Qu’Aziz soit riche ou non, là n’est pas la question. La seule qui compte vraiment et à laquelle personne n’a encore trouvé de réponse – ni les journalistes mauritaniens, ni ceux de RFI et de France 24, ni les policiers qui enquêtent, ni les magistrats qui instruisent le dossier – c’est celle-ci : d’où vient la colossale fortune de la famille Ould Abdel Aziz ?Si les avocats de l’ex-Président peuvent répondre à cette question, qu’ils s’y emploient, au lieu de jouer aux « Vergès »,et qu’ils remettent à César ce qui appartient à César !À défaut, qu’ils cessent de nous intoxiquer avec des réclamations injustifiées !Aucun d’entre vous n’aura su expliquer à Ould Abdel Aziz soumis à un contrôle judiciaire qu’il n’était pas dans son intérêt de se soustraire à l’émargement exigé par la justice. Alors, de grâce, arrêtez de nous « embouteiller » avec des conférences de presse qui n’apportent strictement rien aux fondements juridiques de vos revendications !
Laissez Aziz où il est ! Il peut réciter le Saint Coran dans sa cellule où le maintiennent des preuves flagrantes qui s’accumulent chaque jour.
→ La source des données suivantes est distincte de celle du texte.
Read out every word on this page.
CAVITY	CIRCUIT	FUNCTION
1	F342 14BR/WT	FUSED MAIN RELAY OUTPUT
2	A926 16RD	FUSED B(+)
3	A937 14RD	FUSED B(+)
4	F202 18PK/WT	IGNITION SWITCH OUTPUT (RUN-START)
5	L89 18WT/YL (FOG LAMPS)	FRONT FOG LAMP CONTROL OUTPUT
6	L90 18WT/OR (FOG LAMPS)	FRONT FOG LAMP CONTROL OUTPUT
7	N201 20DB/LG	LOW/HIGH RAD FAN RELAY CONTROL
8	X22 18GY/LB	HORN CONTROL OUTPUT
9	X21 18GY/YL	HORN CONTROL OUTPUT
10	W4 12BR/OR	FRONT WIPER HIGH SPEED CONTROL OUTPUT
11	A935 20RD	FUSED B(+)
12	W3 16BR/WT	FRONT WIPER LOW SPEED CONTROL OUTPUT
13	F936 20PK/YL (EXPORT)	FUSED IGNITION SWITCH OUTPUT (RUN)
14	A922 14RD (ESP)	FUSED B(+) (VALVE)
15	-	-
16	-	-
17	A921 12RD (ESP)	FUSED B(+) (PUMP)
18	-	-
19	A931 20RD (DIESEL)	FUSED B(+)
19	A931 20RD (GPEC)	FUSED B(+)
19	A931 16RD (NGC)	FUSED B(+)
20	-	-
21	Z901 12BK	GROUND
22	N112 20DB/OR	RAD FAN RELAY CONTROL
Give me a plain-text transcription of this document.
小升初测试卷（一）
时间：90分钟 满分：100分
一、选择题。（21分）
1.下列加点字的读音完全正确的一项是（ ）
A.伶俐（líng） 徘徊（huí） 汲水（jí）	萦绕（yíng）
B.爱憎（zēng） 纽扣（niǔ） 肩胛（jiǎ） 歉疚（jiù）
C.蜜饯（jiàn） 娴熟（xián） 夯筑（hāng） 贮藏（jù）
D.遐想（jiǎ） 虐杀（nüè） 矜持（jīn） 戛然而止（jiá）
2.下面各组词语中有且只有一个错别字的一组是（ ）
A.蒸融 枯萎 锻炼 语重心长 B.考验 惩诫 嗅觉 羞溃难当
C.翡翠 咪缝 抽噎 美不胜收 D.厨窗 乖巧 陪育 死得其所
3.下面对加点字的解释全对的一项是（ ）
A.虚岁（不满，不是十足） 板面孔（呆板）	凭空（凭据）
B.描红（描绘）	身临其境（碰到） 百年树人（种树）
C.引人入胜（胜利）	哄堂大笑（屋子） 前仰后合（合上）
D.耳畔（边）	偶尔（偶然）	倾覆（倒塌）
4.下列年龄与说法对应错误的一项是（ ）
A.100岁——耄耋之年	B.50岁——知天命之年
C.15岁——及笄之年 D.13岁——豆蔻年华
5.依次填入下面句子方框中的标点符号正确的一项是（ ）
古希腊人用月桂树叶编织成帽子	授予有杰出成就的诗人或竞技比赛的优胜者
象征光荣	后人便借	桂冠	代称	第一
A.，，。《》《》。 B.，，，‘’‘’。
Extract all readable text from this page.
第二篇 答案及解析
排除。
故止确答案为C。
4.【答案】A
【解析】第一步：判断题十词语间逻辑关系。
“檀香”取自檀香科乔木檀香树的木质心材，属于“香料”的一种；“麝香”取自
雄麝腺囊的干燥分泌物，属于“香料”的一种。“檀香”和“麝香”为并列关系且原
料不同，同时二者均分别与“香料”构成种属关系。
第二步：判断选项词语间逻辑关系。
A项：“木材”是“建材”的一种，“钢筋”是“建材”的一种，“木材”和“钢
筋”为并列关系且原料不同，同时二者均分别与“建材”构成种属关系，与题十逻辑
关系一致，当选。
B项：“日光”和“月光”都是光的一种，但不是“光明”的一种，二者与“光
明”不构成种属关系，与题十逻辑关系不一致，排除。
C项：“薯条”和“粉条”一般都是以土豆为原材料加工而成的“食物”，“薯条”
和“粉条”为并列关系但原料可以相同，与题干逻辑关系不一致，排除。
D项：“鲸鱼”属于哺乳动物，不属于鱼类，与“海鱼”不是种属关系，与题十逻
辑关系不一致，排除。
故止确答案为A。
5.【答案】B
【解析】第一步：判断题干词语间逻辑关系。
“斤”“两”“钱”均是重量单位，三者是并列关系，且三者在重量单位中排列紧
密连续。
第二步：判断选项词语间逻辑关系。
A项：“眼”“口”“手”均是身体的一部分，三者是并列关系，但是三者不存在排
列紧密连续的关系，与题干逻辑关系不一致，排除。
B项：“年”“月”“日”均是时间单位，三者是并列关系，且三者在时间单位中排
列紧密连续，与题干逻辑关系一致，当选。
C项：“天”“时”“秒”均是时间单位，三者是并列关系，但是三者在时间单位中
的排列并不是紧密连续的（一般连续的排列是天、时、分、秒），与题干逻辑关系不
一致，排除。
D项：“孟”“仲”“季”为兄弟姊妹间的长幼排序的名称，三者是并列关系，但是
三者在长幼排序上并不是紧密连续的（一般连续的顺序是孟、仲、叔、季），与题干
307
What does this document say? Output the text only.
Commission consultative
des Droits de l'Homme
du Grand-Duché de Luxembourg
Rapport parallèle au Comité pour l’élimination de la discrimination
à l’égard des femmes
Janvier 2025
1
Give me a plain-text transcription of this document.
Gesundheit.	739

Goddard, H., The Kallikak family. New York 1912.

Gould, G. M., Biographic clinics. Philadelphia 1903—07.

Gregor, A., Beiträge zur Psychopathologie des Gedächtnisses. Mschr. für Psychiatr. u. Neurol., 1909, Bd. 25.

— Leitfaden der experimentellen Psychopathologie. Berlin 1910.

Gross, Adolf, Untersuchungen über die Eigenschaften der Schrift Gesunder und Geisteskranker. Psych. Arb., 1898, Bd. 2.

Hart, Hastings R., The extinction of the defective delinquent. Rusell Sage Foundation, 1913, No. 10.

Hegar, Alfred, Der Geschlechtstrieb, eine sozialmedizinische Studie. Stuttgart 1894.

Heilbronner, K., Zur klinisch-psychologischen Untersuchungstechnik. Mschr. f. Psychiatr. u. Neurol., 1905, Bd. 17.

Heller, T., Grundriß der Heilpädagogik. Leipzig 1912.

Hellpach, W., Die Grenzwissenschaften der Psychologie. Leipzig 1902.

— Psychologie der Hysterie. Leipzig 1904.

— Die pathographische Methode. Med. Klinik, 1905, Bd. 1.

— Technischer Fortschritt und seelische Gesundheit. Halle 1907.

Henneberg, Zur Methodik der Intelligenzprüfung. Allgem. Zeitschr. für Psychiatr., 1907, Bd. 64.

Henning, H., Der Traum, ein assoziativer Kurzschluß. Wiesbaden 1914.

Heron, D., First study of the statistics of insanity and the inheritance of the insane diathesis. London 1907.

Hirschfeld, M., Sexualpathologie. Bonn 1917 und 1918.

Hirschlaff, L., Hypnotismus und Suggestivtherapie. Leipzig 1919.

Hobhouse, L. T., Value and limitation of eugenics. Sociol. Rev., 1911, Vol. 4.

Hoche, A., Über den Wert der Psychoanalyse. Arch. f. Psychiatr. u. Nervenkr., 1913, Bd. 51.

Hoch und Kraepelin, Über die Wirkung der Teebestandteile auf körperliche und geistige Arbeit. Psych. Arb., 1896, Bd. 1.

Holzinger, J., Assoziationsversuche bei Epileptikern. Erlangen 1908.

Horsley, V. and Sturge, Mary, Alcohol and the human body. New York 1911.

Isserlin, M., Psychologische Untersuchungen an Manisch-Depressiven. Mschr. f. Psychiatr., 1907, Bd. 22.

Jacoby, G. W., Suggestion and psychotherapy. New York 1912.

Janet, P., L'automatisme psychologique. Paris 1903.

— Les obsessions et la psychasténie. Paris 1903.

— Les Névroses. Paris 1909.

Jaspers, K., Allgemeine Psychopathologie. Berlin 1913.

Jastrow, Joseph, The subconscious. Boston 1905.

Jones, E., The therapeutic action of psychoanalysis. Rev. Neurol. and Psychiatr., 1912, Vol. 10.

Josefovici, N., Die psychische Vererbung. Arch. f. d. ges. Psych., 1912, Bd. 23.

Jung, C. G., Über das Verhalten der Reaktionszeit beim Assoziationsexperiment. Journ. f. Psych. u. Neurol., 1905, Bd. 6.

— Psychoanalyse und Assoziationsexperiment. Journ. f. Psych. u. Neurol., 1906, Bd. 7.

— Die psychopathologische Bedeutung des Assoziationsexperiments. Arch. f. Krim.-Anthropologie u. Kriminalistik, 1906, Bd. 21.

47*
Pourrait-il la quitter libre ? En ce Saint Texte que je lui conseille de réciter, il y a un verset célèbre qui met en garde les croyants contre toute tentative de s’en prendre à l’argent des orphelins. Qu’Ould Abdel Aziz, Ould Ichidou, Taleb Kh’yar, les autres défenseurs de l’accusé et ses proches apportent donc la preuve qu’il n’y a pas un sou, dans l’immense fortune suspectée, provenant du Trésor public ; pas un sou de la Banque Centrale ; pas un sou appartenant aux orphelins mauritaniens dont les parents sont morts de faim dans l’anonymat et l’indifférence totale d’un clan qui ne sait plus où cacher l’argent… volé, très certainement.
Mohamed Chighali
Encadré
Un oubli qui ne contribue pas à alléger les charges retenues contre l’ex-Président
La brigade de gendarmerie royale de Bouznika a mis hors d’état de nuire sept personnes impliquées dans le vol de 2,7 millions de dirhams à l’épouse de Mohamed ould Abdel Aziz. La victime avait retrouvé sa voiture, garée dans sa résidence estivale de Bouznika, complètement fracturée et cambriolée. D’après les sources du quotidien Assabah qui rapporte l’information dans son édition du jeudi 2 Septembre, la dite somme était déposée… dans le coffre du véhicule !
Alertés par la victime, les gendarmes ont rapidement débarqué sur les lieux pour effectuer le constat d’usage et ouvrir une enquête sous la supervision du Parquet. Interpelés en moins d’une semaine, les sept suspects ont été déférés mercredi pour « constitution de bande criminelle et vols qualifiés », indiquent les sources du quotidien. Et de préciser que leur identité a été confirmée par les empreintes digitales laissées sur les lieux du vol à la roulotte. Mais, ajoutent les mêmes sources, les gendarmes n’avaient pas attendu les résultats de la police scientifique, recourant aux caméras de surveillance implantées chez les voisins et donnant sur le boulevard et les ruelles de la zone. Elles permettaient d’identifier un individu lourd d’antécédents judiciaires. Son interrogatoire conduisait les enquêteurs à ses complices. Le procès de la bande devrait s’ouvrir dans les prochains jours.